The tide began to turn in 2007. The start of large-scale Corps offensives in June, together with the rise of tribal movements against al-Qaeda, wrong-footed the terrorists and allowed U.S. forces to oversee dramatic and unexpected improvements in security. Many commanders started to feel not only that they were succeeding, but that they were part of an effort that was succeeding overall. Their comrades who left before the turnaround have responded variously, but some have clearly reacted with bitterness, at first denying the possibility of success and then falling into quiet hostility. The first units to experience this sense of success are just now returning home. It remains to be seen how they will interact with their fellows.
Today Iraq gets all the headlines, but the problems the U.S. military faces are bigger than any single conflict. If U.S. troops left Iraq tomorrow, the military would still be wrongly structured for any kind of war it is likely to face. The fault lines in that structure would still generate inappropriate and dangerous tensions; success would still require superhuman efforts on the part of individual senior leaders to transcend their legally defined roles and think only about the welfare of the nation as a whole. Some would do so; most would not. The system would continue to creak and groan and tear under the pressure of unbalanced strains it was never designed to bear.

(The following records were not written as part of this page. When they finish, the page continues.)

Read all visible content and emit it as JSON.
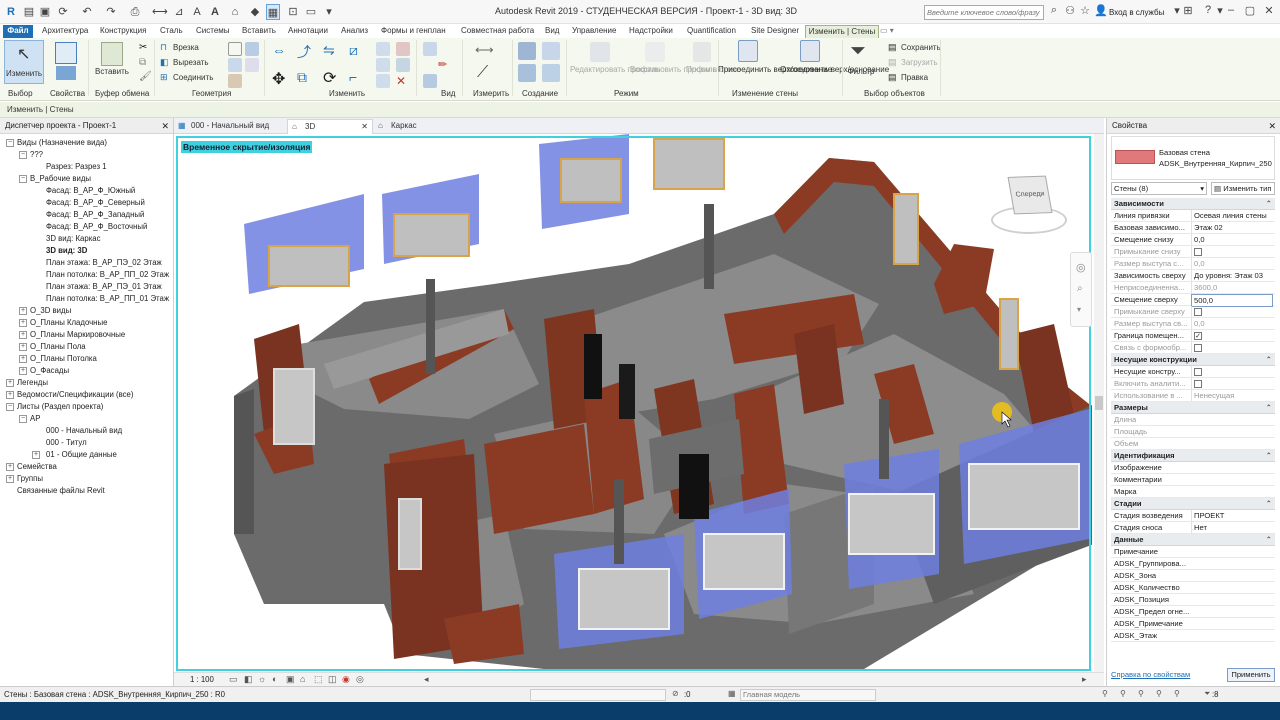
{
  "titlebar": {
    "title": "Autodesk Revit 2019 - СТУДЕНЧЕСКАЯ ВЕРСИЯ - Проект-1 - 3D вид: 3D",
    "search_placeholder": "Введите ключевое слово/фразу",
    "signin": "Вход в службы"
  },
  "menu": {
    "file": "Файл",
    "items": [
      "Архитектура",
      "Конструкция",
      "Сталь",
      "Системы",
      "Вставить",
      "Аннотации",
      "Анализ",
      "Формы и генплан",
      "Совместная работа",
      "Вид",
      "Управление",
      "Надстройки",
      "Quantification",
      "Site Designer"
    ],
    "active": "Изменить | Стены"
  },
  "ribbon": {
    "modify": "Изменить",
    "select": "Выбор",
    "properties": "Свойства",
    "paste": "Вставить",
    "clipboard": "Буфер обмена",
    "cut": "Вырезать",
    "join": "Соединить",
    "cope": "Врезка",
    "geometry": "Геометрия",
    "modify_panel": "Изменить",
    "view": "Вид",
    "measure": "Измерить",
    "create": "Создание",
    "edit_profile": "Редактировать профиль",
    "reset_profile": "Восстановить профиль",
    "wall_opening": "Проем в стене",
    "mode": "Режим",
    "attach": "Присоединить верх/основание",
    "detach": "Отсоединить верх/основание",
    "modify_walls": "Изменение стены",
    "filter": "Фильтр",
    "save": "Сохранить",
    "load": "Загрузить",
    "edit": "Правка",
    "selection": "Выбор объектов"
  },
  "context": "Изменить | Стены",
  "browser": {
    "title": "Диспетчер проекта - Проект-1",
    "nodes": [
      {
        "t": "Виды (Назначение вида)",
        "lvl": 0,
        "tg": "−"
      },
      {
        "t": "???",
        "lvl": 1,
        "tg": "−"
      },
      {
        "t": "Разрез: Разрез 1",
        "lvl": 2
      },
      {
        "t": "В_Рабочие виды",
        "lvl": 1,
        "tg": "−"
      },
      {
        "t": "Фасад: В_АР_Ф_Южный",
        "lvl": 2
      },
      {
        "t": "Фасад: В_АР_Ф_Северный",
        "lvl": 2
      },
      {
        "t": "Фасад: В_АР_Ф_Западный",
        "lvl": 2
      },
      {
        "t": "Фасад: В_АР_Ф_Восточный",
        "lvl": 2
      },
      {
        "t": "3D вид: Каркас",
        "lvl": 2
      },
      {
        "t": "3D вид: 3D",
        "lvl": 2,
        "b": true
      },
      {
        "t": "План этажа: В_АР_ПЭ_02 Этаж",
        "lvl": 2
      },
      {
        "t": "План потолка: В_АР_ПП_02 Этаж",
        "lvl": 2
      },
      {
        "t": "План этажа: В_АР_ПЭ_01 Этаж",
        "lvl": 2
      },
      {
        "t": "План потолка: В_АР_ПП_01 Этаж",
        "lvl": 2
      },
      {
        "t": "О_3D виды",
        "lvl": 1,
        "tg": "+"
      },
      {
        "t": "О_Планы Кладочные",
        "lvl": 1,
        "tg": "+"
      },
      {
        "t": "О_Планы Маркировочные",
        "lvl": 1,
        "tg": "+"
      },
      {
        "t": "О_Планы Пола",
        "lvl": 1,
        "tg": "+"
      },
      {
        "t": "О_Планы Потолка",
        "lvl": 1,
        "tg": "+"
      },
      {
        "t": "О_Фасады",
        "lvl": 1,
        "tg": "+"
      },
      {
        "t": "Легенды",
        "lvl": 0,
        "tg": "+"
      },
      {
        "t": "Ведомости/Спецификации (все)",
        "lvl": 0,
        "tg": "+"
      },
      {
        "t": "Листы (Раздел проекта)",
        "lvl": 0,
        "tg": "−"
      },
      {
        "t": "АР",
        "lvl": 1,
        "tg": "−"
      },
      {
        "t": "000 - Начальный вид",
        "lvl": 2
      },
      {
        "t": "000 - Титул",
        "lvl": 2
      },
      {
        "t": "01 - Общие данные",
        "lvl": 2,
        "tg": "+"
      },
      {
        "t": "Семейства",
        "lvl": 0,
        "tg": "+"
      },
      {
        "t": "Группы",
        "lvl": 0,
        "tg": "+"
      },
      {
        "t": "Связанные файлы Revit",
        "lvl": 0
      }
    ]
  },
  "view_tabs": [
    "000 - Начальный вид",
    "3D",
    "Каркас"
  ],
  "viewport": {
    "iso_label": "Временное скрытие/изоляция",
    "viewcube_face": "Спереди",
    "scale": "1 : 100"
  },
  "properties": {
    "title": "Свойства",
    "type_line1": "Базовая стена",
    "type_line2": "ADSK_Внутренняя_Кирпич_250",
    "selector": "Стены (8)",
    "edit_type": "Изменить тип",
    "help": "Справка по свойствам",
    "apply": "Применить",
    "rows": [
      {
        "g": "Зависимости"
      },
      {
        "n": "Линия привязки",
        "v": "Осевая линия стены"
      },
      {
        "n": "Базовая зависимо...",
        "v": "Этаж 02"
      },
      {
        "n": "Смещение снизу",
        "v": "0,0"
      },
      {
        "n": "Примыкание снизу",
        "v": "",
        "d": true,
        "c": ""
      },
      {
        "n": "Размер выступа с...",
        "v": "0,0",
        "d": true
      },
      {
        "n": "Зависимость сверху",
        "v": "До уровня: Этаж 03"
      },
      {
        "n": "Неприсоединенна...",
        "v": "3600,0",
        "d": true
      },
      {
        "n": "Смещение сверху",
        "v": "500,0"
      },
      {
        "n": "Примыкание сверху",
        "v": "",
        "d": true,
        "c": ""
      },
      {
        "n": "Размер выступа св...",
        "v": "0,0",
        "d": true
      },
      {
        "n": "Граница помещен...",
        "v": "",
        "c": "✓"
      },
      {
        "n": "Связь с формообр...",
        "v": "",
        "d": true,
        "c": ""
      },
      {
        "g": "Несущие конструкции"
      },
      {
        "n": "Несущие констру...",
        "v": "",
        "c": ""
      },
      {
        "n": "Включить аналити...",
        "v": "",
        "d": true,
        "c": ""
      },
      {
        "n": "Использование в ...",
        "v": "Ненесущая",
        "d": true
      },
      {
        "g": "Размеры"
      },
      {
        "n": "Длина",
        "v": "",
        "d": true
      },
      {
        "n": "Площадь",
        "v": "",
        "d": true
      },
      {
        "n": "Объем",
        "v": "",
        "d": true
      },
      {
        "g": "Идентификация"
      },
      {
        "n": "Изображение",
        "v": ""
      },
      {
        "n": "Комментарии",
        "v": ""
      },
      {
        "n": "Марка",
        "v": ""
      },
      {
        "g": "Стадии"
      },
      {
        "n": "Стадия возведения",
        "v": "ПРОЕКТ"
      },
      {
        "n": "Стадия сноса",
        "v": "Нет"
      },
      {
        "g": "Данные"
      },
      {
        "n": "Примечание",
        "v": ""
      },
      {
        "n": "ADSK_Группирова...",
        "v": ""
      },
      {
        "n": "ADSK_Зона",
        "v": ""
      },
      {
        "n": "ADSK_Количество",
        "v": ""
      },
      {
        "n": "ADSK_Позиция",
        "v": ""
      },
      {
        "n": "ADSK_Предел огне...",
        "v": ""
      },
      {
        "n": "ADSK_Примечание",
        "v": ""
      },
      {
        "n": "ADSK_Этаж",
        "v": ""
      }
    ]
  },
  "status": {
    "left": "Стены : Базовая стена : ADSK_Внутренняя_Кирпич_250 : R0",
    "count0": ":0",
    "model": "Главная модель",
    "filter_count": ":8"
  },
  "colors": {
    "brick": "#8b3b24",
    "glass": "#6f7fe0",
    "accent": "#3fd1e0",
    "ribbon": "#f5f8ef"
  }
}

Iraq is a symptom of this disease, not the cause. Similar tensions occurred over Bosnia, Kosovo, and Afghanistan, each with different people in the key positions. This is not a problem of personality dysfunction, and it is not a problem of ideology, although both have played important roles in recent failures. It is a problem of structure, of organization, and, more fundamentally, of the conception of what kinds of war we are likely to have to fight and how we will fight them.
Of all the scary war scenarios facing the U.S. over the coming decades, the one for which our military is currently structured — simultaneous attacks on all fronts, in all dimensions, by a unitary global enemy — is the least likely. A grinding, prolonged, land-forces-based struggle within one regional command, or possibly two, is the most likely. Debate over the wisdom of the Iraq War and our current approach to it has obscured this reality for too long. Two decades after the fall of the Soviet Union, it is time to adjust our military for the post–Cold War world.
Mr. Kagan is a resident scholar at the American Enterprise Institute and the co-author with Thomas Donnelly of Ground Truth: The Future of U.S. Landpower.